Bangor bus drivers call on Maine delegates to back federal public transit funding

Posted May 27, 2014, at 6:10 p.m.
Last modified May 27, 2014, at 9:18 p.m.

BANGOR, Maine — A newly formed union of bus drivers for Bangor’s Community Connector called on Maine delegates to support federal public transit funding or risk torpedoing jobs and hurting some of Maine’s poorest residents.

“Our drivers are committed to the people of Bangor,” said Sue Warner, a Community Connector driver and union steward, during a news conference Tuesday at the city’s Pickering Square transportation hub. Funding reductions and budget issues in recent years have concerned drivers about their own jobs and for the jobs and safety of their riders, she said.

The union has thrown its support behind Senate bill 2322, the Moving Ahead for Progress in the 21st Century Act, which funds transportation and infrastructure projects through the Highway Trust Fund. Transportation unions across the nation also have launched campaigns calling on lawmakers to back the bill. Supporters say the measure would create jobs and help maintain and develop the nation’s transportation infrastructure.

In the wake of the news conference, delegates expressed their support.

Sen. Angus King’s spokesman Scott Ogden said Tuesday afternoon that King “understands how important public transit options are for people across Maine” and that he was “seriously concerned” about funding shortfalls. Ogden said King is “actively working with his colleagues to explore funding and financing options for long-term transit upgrades and infrastructure improvements.”

“Reps. [Mike] Michaud and [Chellie] Pingree both strongly support funding public transport and feel it’s a critical part of the country’s infrastructure,” spokesman Dan Rafter said in an email Tuesday. “Funding the Highway Trust Fund is central not only to the safety of those traveling on the highways and bridges in Maine and across the nation but also critical to maintaining a thriving construction sector.”

Sen. Susan Collins also sees the value in transportation initiatives to improve roads, bridges and public transit, according to spokesman Jeremy Kirkpatrick.

“At this point, it is unclear how the reauthorization of MAP-21 would be financed,” he wrote in an email. “While Sen.
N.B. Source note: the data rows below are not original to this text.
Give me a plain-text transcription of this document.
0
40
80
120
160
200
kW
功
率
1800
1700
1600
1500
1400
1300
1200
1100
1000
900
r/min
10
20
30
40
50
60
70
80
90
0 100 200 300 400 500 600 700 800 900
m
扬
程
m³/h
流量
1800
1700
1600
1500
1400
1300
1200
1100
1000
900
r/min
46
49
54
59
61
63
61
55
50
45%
Collins does not serve on the committees drafting the bill, she is the ranking member on the Transportation Appropriations Subcommittee and will carefully review this legislation and its impact on Maine.”

Transportation unions across the country have launched a campaign in support of the funding bill, distributing fliers and phone numbers for their federal representatives.

Warner said about 80 percent of funding for the Community Connector bus system comes from the federal government. The service’s projected expenses for the next fiscal year is $2.9 million, but they anticipate revenues of just $2.4 million including federal funding, according to early drafts of the city’s proposed budget.

Warner said Community Connector serves a population of working poor, disabled and elderly residents who rely on the bus to get to work, the store or to doctors.

“If the bus goes away, those people will have to use cars or walk, and neither of those are good options,” Warner said.

The news conference was hosted by members of Amalgamated Transit Union 714, which includes more than 100 drivers in Portland and now about 34 drivers based in and around Bangor.

“We had no voice. We had no protection. Our concerns and issues weren’t being addressed” Warner said of the decision to organize.

Bangor and the new bus drivers’ union have each ratified the union’s first contract, which includes terms of a wage schedule, management rights, grievance procedures and other details common to union contracts. The agreement just needs signatures from both sides, according to Assistant City Manager Bob Farrar. The terms of that contract expire June 30, 2015, when it will be up for revision.

Community Connector could experience cuts resulting from a trying fiscal climate as city councilors try to pass a budget while minimizing a tax hike on residents. Last year, facing an earlier budget crunch, the city eliminated the Odlin Road route, which drew the lowest ridership of any route. That prompted an outcry and a community-led effort to raise money to keep it going for the year.

Warner said drivers fear more cuts as budget talks progress this summer.